2. Caitlin Dulany in NBC Think
on restoring faith in humanity
Harvey Weinstein sentencing allows victims like me to believe the world has changed
“So when the guilty verdict came in on that fateful Monday morning, I was wholly unprepared to hear the news. I was astounded — in shock and full of emotion all at the same time. All of a sudden it was real. This man who hurt me and so many others was actually going to jail. As tears began streaming down my face, I was immediately flooded with phone calls and texts. I did my best to stay focused, because I very much wanted to use my voice to let anyone who was listening know how important this verdict was for me, for the many other women Harvey had harmed and for survivors everywhere.”
3. Bill Scher in Politico
on the dying embers of an era
Reflections on a failed Democratic revolution
“How the near future will impact you, young democratic socialist Berniecrats, remains to be seen. Maybe President Joe Biden would find a way to pass progressive legislation with bipartisan Senate supermajorities, which might change the way you think about compromises. Or maybe he runs into a brick wall of Republican obstruction, further deepening your conviction that only congressional rule changes and a mobilized grassroots can change the system. Or maybe Donald Trump beats Biden, bolstering your argument that Washington insiders peddling bipartisan gruel can’t win elections.”
4. David Aaronovitch in The Times
on strongmen getting stronger
Populism has revived the president-for-life
“When I was a teenager a lot of the world was run by people who governed till they dropped. Franco in Spain, Tito in Yugoslavia, Marcos in the Philippines, Castro in Cuba and probably some Paraguayan I’ve forgotten. Then the Berlin Wall fell and the consequent democratic tide washed away the era of strongmen, leaving only relicts, mostly in Africa and the Middle East. Thirty years on, however, and the president-for-life is making a comeback. In country after country populist rulers, faced with constitutional limitations on their periods in office, are responding to spontaneous calls from the masses demanding that they find some way of staying on.”
5. Julie Bindel in The Spectator
on inner turmoil
Why a trans woman thinks self-ID is a mistake
“I first met Claudia in 2003 shortly after she had sought legal advice to make a formal complaint about the way police officers had dealt with her report of a serious sexual assault.
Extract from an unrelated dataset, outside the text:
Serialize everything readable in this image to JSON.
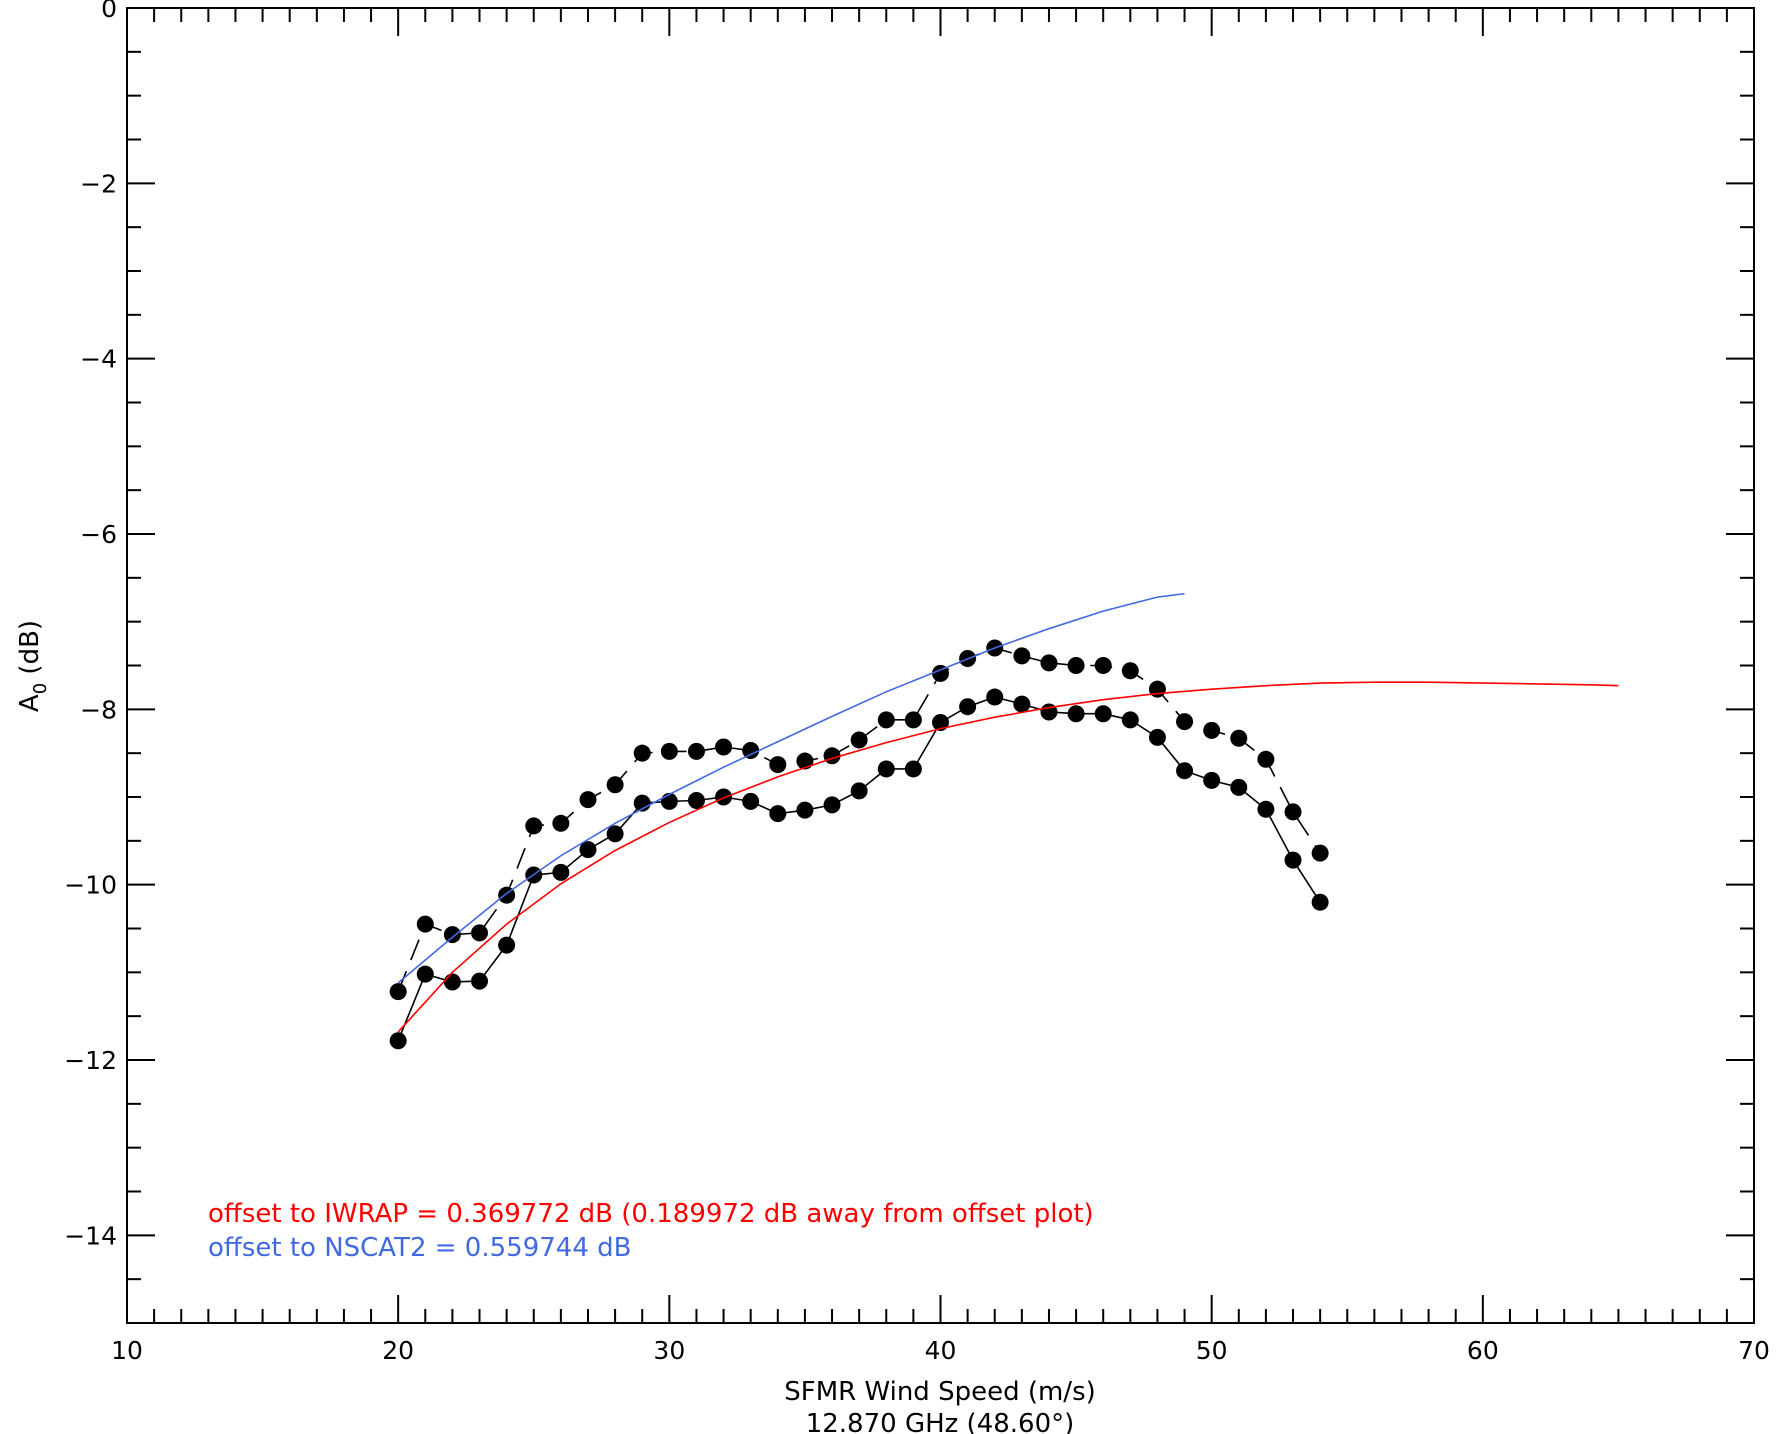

Claudia had been the victim of an attempted rape, but when she reported it, police undermined and ridiculed her because she was a trans woman. I wanted to write an article about the archaic, sexist diagnosis of ‘transsexual’, with the notion that it is possible to be ‘trapped in the wrong body’. I was not expecting Claudia to tell me, alongside the horrific story of her attack and police negligence, that she regretted undergoing a sex change all those years ago.”